Bottom Line: A sprawling, meditative underground labyrinth with genuinely brilliant physics-based traversal—undercut by two chatty fairies who won't let its gorgeous silence breathe.
The Gameplay Loop
Strip away the story and Underground is a movement toy, and a superb one. The genius is in the two-form system. As the sprite, Mi clings to vertical surfaces and climbs with precision. Tap the switch and she becomes Bob, a physics object—no climbing, no fine control, just momentum, bounce, and the swing of a grapple line. Neither form can solve a room alone. You climb to a ledge as the sprite, launch off, become Bob mid-fall to bounce across a gap, then flick back to the sprite to grab the wall on the far side.
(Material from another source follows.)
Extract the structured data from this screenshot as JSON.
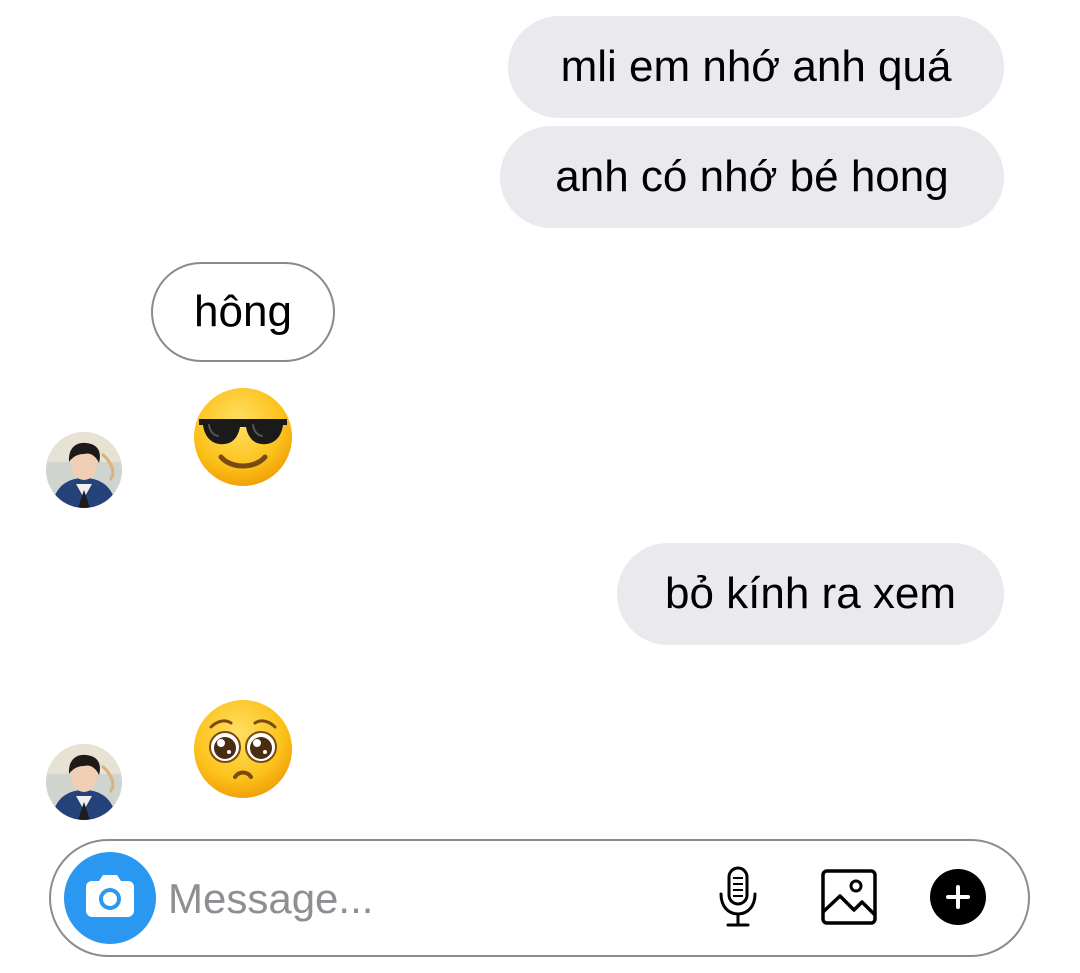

That mid-air switch is where the game lives. It's a timing and physics problem, not a combat one, and mastering it produces the same satisfaction as nailing a clean line in a platformer like Celeste—minus the punishment loop. The absence of combat isn't a missing feature; it's a design thesis. Every problem is spatial. Can I get there from here? The answer is always some choreography of forms and momentum.
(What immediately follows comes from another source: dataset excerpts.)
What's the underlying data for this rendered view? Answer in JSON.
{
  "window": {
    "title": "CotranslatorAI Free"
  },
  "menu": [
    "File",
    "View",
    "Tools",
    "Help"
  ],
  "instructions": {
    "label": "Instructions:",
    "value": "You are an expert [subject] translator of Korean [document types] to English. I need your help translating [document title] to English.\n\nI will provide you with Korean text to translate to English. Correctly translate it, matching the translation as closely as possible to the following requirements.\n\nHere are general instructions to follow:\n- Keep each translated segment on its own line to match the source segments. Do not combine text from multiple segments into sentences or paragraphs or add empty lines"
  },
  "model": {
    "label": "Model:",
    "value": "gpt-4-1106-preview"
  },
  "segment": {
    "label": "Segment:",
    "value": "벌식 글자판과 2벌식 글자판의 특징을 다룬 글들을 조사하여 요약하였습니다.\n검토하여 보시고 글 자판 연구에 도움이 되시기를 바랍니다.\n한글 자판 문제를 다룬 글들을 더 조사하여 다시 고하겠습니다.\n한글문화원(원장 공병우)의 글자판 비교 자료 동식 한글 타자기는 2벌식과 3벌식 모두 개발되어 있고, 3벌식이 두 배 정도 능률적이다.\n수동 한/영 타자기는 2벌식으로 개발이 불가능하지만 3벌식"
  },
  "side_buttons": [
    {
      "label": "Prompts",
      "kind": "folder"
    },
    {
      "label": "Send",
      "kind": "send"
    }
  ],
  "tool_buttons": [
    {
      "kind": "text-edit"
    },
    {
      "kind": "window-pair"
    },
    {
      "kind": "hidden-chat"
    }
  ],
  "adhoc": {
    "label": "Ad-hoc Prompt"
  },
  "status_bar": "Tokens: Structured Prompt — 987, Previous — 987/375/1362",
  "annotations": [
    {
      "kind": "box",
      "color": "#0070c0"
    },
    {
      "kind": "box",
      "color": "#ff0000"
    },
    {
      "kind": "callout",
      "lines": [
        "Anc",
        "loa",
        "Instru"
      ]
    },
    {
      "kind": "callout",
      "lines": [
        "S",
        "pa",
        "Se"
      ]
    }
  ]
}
The single-use power flowers are the smartest wrinkle. Instead of the Metroidvania ritual of unlocking a double-jump and keeping it forever, Underground gives you disposable tools. Absorb a flight power, and you get one burst of multi-directional movement before it's gone. This forces you to read the room before you commit—a small but constant tax on your attention that keeps traversal from ever going on autopilot. It's the anti-power-fantasy. You never feel invincible; you feel resourceful.
Where the Loop Frays
Here's the problem with 1,800 rooms: you have to walk back through a lot of them. The map is magnificent to inhabit and miserable to re-traverse. When a side quest or bell hunt sends you across the world, the lack of fast, generous shortcuts turns exploration into backtracking as a chore. The meditative flow that makes the first ten hours hypnotic can curdle into tedium when you're retracing familiar ground for the fourth time. This is the single most common—and most legitimate—complaint against the game, and it's structural, not a bug.
The Fairies Problem
Mi is mute. Two fairies speak for her, and they will not stop. The concept is clever: your dialogue choices are filtered through these companions, so you're never quite in control of Mi's voice. In practice, the writing swings between preachy, self-aware, and needlessly irreverent, and it constantly punctures the atmosphere. You'll be drifting through a hushed, beautifully scored cavern—genuinely transported—and then a fairy cracks a fourth-wall joke or launches into a meandering monologue. The tonal whiplash is real. Nygren built a temple to silence and then hired two hecklers to stand at the door. Some players find the banter charming. Many find it the game's worst enemy.